Bevor es soweit ist, können Sie es allerdings erst einmal hiermit versuchen:
- Nein sagen üben: Nein zu sagen fällt vielen Personen, die zu nett sind, schwer. Es ist aber der erste Schritt dahin, sich vor der Ausbeutung zu schützen. Denn leider ist es so, dass einige Kollegen nicht von selbst auf die Idee kommen werden, Sie mit unliebsamen Aufgaben in Ruhe zu lassen. Es hilft also nichts: Sie müssen Anfragen von Kollegen auch ablehnen können. Das bedeutet nicht, dass Sie Ihren Kollegen von heute auf morgen mehr helfen sollen. Sie reduzieren lediglich die Frequenz und den Umfang Ihrer Hilfe. Wenn ein Kollege Sie in Zukunft wieder einmal fragt, ob Sie seine Arbeit übernehmen, sagen Sie, dass Sie sich zunächst einen Überblick über Ihre eigenen Aufgaben und Deadlines verschaffen müssen. Vielleicht fragt Ihr Kollege dann nicht noch einmal nach. Falls doch, können Sie immer noch entscheiden, ob Sie ihm die Aufgabe abnehmen oder nicht.
- Eigene Bedürfnisse formulieren: Personen, die zu nett sind, fällt es häufig schwer, die eigenen Bedürfnisse zu formulieren und sich für diese einzusetzen. Was einige Personen übersehen: Die eigenen Wünsche und Bedürfnisse offen zu kommunizieren, hat nichts damit zu tun, dass man eine offene Konfrontation sucht. Im Gegenteil: Mitarbeiter, die zwischen ihren eigenen Bedürfnissen und den Wünschen ihrer Kollegen, Kunden und Vorgesetzten vermitteln müssen, zeigen Konfliktfähigkeit, Kommunikationsstärke und Empathie. Das sind Eigenschaften, die die meisten Arbeitgeber sehr schätzen.
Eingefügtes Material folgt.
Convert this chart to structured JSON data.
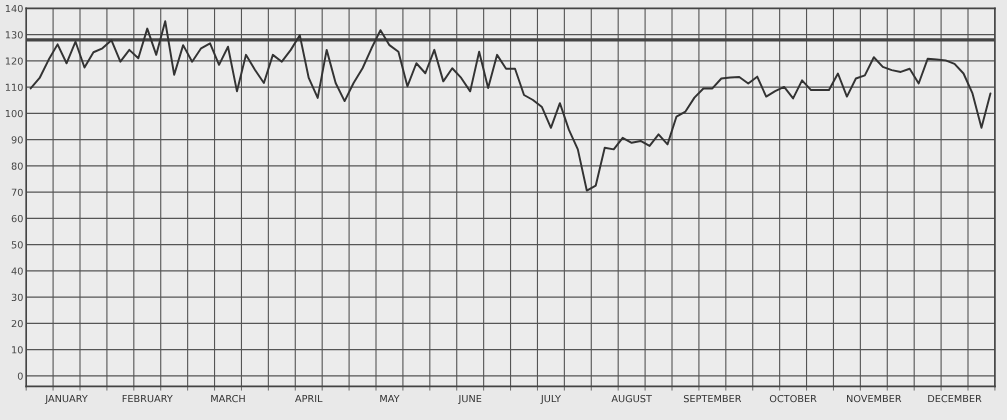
{
  "chart_data": {
    "type": "line",
    "categories": [
      null,
      null,
      null,
      null,
      "JANUARY",
      null,
      null,
      null,
      null,
      null,
      null,
      null,
      null,
      "FEBRUARY",
      null,
      null,
      null,
      null,
      null,
      null,
      null,
      null,
      "MARCH",
      null,
      null,
      null,
      null,
      null,
      null,
      null,
      null,
      "APRIL",
      null,
      null,
      null,
      null,
      null,
      null,
      null,
      null,
      "MAY",
      null,
      null,
      null,
      null,
      null,
      null,
      null,
      null,
      "JUNE",
      null,
      null,
      null,
      null,
      null,
      null,
      null,
      null,
      "JULY",
      null,
      null,
      null,
      null,
      null,
      null,
      null,
      null,
      "AUGUST",
      null,
      null,
      null,
      null,
      null,
      null,
      null,
      null,
      "SEPTEMBER",
      null,
      null,
      null,
      null,
      null,
      null,
      null,
      null,
      "OCTOBER",
      null,
      null,
      null,
      null,
      null,
      null,
      null,
      null,
      "NOVEMBER",
      null,
      null,
      null,
      null,
      null,
      null,
      null,
      null,
      "DECEMBER",
      null,
      null,
      null,
      null
    ],
    "series": [
      {
        "color": "#333333",
        "values": [
          109.5,
          113.5,
          120.4,
          126.3,
          119.1,
          127.3,
          117.5,
          123.3,
          124.8,
          127.9,
          119.7,
          124.2,
          121,
          132.3,
          122.3,
          135.1,
          114.7,
          126,
          119.7,
          124.8,
          126.7,
          118.5,
          125.4,
          108.4,
          122.3,
          116.6,
          111.6,
          122.3,
          119.7,
          124.2,
          129.8,
          113.5,
          105.9,
          124.2,
          111.6,
          104.7,
          111.6,
          117.2,
          124.8,
          131.7,
          126,
          123.5,
          110.3,
          119.1,
          115.3,
          124.2,
          112.2,
          117.2,
          113.5,
          108.4,
          123.5,
          109.7,
          122.3,
          117,
          117,
          107,
          105.1,
          102.4,
          94.5,
          103.9,
          93.8,
          86.3,
          70.6,
          72.5,
          86.9,
          86.3,
          90.7,
          88.8,
          89.5,
          87.6,
          92,
          88.2,
          98.8,
          100.7,
          106,
          109.5,
          109.5,
          113.3,
          113.7,
          113.9,
          111.4,
          114,
          106.4,
          108.5,
          110.1,
          105.7,
          112.6,
          108.9,
          108.9,
          108.9,
          115.2,
          106.4,
          113.3,
          114.5,
          121.4,
          117.7,
          116.5,
          115.8,
          117,
          111.4,
          120.8,
          120.5,
          120.2,
          118.9,
          115.2,
          107.6,
          94.5,
          107.6
        ]
      }
    ],
    "ylim": [
      -4,
      140
    ],
    "yticks": [
      0,
      10,
      20,
      30,
      40,
      50,
      60,
      70,
      80,
      90,
      100,
      110,
      120,
      130,
      140
    ],
    "ref_lines": [
      {
        "axis": "y",
        "value": 128,
        "color": "#444444"
      }
    ],
    "grid": true,
    "marker": "none",
    "line_style": "solid"
  }
}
Machen Sie sich also bewusst, dass das Einstehen für sich selbst und die eigenen Bedürfnisse positiv wahrgenommen wird und zu einem besseren Betriebsklima beitragen kann.
- Zu Entschlüssen stehen: Wenn sich die Kollegen über Jahre hinweg daran gewöhnt haben, dass Sie das tun, worum man Sie bittet, müssen Sie Geduld bewahren. Vermutlich werden die übrigen Mitarbeiter nur langsam lernen, dass Sie nun nicht mehr zu nett sind, sondern endlich für sich selbst eintreten. Das gelingt in der Regel jedoch nicht allein deshalb, weil sie einmal sagen, was Sie sich wünschen. Sie müssen Ausdauer beweisen. Sie müssen Ihren Kollegen beweisen, dass Sie nicht mehr jede Aufgabe übernehmen. Wichtig für Sie, wenn Sie aus der Nettigkeitsfalle entkommen möchten, ist daher, dass Sie zu Ihrer Entscheidung stehen. Wenn Sie dem Kollegen gesagt haben, dass Sie ihm nicht helfen können, bleiben Sie auch dabei. Lassen Sie sich nicht von der vierten Nachfrage dazu nötigen, die Arbeit doch zu übernehmen. Gerade am Anfang erfordert das viel Durchhaltevermögen. Doch nach einer gewissen Zeit werden die Kollegen merken, dass Sie zu Ihren Entschlüssen stehen und Sie nicht mehr bedrängen.